In today’s world, we stream. Streaming relies on singles, not full-albums. Unlike me, people listen to a single song by an artist, and move on to something else. The attention span is way short…and music streaming relies on that. New music streaming services seem to be announced on a monthly basis, not many of them really gaining traction, and I argue that many bands/artists don’t really even understand how to USE them. Sure, upload singles. They get played. Brilliant. How does that really make money then? Yes, the royalties happen – if the service is good about paying them (I hear not so much), but how does any of this really translate into anything viable for the long term?

the case of the diehards

Those who have followed us from Daily Duranie already know that Amanda and I are diehard Duranies, so the title “Diehards” is familiar. I can’t speak for all Duran fans out there, but the fact is, regardless of whether we’re talking about Duran Duran, The Beatles, Visage, The Cure, etc. etc. etc, I don’t know diehard fans that only buy a single or two from their favorites. In fact, they want the entire album…and several different versions at that. It makes no sense to only buy a single because that’s just a snippet. A chaser. We want the whole story in paperback, hardback, and even on Kindle!  This article though, says that the full-album purchase is still a bit of a struggle. Diehard fans don’t always want to buy the “what if”.  So how does that even begin to factor into a world built on singles??

Bobby Owsinski explains the downfall of most streaming services in the article.

One of the downsides of a $9.95 streaming music subscription is the fact that for all its convenience, it doesn’t provide an opportunity for that uber-fan to purchase additional products even if he wants to. 61% of the market, according to Midia Research, is willing to spend more on their favorite artist but are no longer given the opportunity because there’s just not another product to sell in the digital music economy. There’s cash left on the table that we’re walking away from.

So that’s when the idea of Music 360°, a pay-to-play service that is currently in development stages. For $1.00 a month paid directly to the artist, fans are given access to a mini-app that gives exclusive music content, a social community, and additional goodies like pictures and videos. It isn’t without licensing issues (AKA “lots of red-tape), but it’s an interesting idea, even for the old people amongst us….

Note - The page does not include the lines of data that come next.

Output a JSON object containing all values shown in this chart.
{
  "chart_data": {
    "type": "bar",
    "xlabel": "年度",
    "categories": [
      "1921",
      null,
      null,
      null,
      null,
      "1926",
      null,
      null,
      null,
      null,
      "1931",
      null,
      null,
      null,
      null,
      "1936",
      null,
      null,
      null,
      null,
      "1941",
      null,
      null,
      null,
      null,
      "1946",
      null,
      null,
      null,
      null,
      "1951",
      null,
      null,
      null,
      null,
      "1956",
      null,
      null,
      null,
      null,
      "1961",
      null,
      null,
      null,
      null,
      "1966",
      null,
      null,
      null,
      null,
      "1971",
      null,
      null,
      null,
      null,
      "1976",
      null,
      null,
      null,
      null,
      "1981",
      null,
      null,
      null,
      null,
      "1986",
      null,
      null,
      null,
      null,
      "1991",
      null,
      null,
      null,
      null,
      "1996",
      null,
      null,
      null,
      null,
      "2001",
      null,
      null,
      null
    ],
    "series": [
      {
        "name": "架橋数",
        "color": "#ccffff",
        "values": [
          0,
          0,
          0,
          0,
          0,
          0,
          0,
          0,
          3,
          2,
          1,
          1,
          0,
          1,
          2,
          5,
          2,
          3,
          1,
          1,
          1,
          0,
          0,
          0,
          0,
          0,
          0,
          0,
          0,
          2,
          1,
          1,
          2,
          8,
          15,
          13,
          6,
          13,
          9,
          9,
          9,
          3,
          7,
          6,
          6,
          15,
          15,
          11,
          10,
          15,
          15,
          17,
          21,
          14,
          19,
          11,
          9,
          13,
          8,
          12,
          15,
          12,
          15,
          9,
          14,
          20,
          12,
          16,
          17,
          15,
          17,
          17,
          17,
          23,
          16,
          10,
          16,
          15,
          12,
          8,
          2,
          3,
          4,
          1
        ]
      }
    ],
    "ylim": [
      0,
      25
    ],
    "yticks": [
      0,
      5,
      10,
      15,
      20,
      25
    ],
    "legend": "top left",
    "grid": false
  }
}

missing the point of community

Overall, it doesn’t sound like a horrible idea to me, despite the paying part. The fact is, I currently pay $35.00 a year to be a member of, which is a paid fan community and gives exclusive access to presales, interviews, message boards and other content. This idea could easily be added to the site and would serve to bridge a much needed gap between something like Facebook or even Twitter and the fan community. Even in my own experience, I have seen where the community aspect of being a fan has fallen to the way side now that social media sites have become the place to gather. There is no where “central” for a band’s fan community to be. You find private groups on Facebook, a paid-fan community here or there, but the community aspect is not encouraged – and if anyone is asking ME (which they’re not, but they should!), that’s where the money lies. Get fans involved. Create a real community for them. That cultivates loyalty. Loyalty is wealth. Wealth translates to dollars and cents. I hear bands and like like those.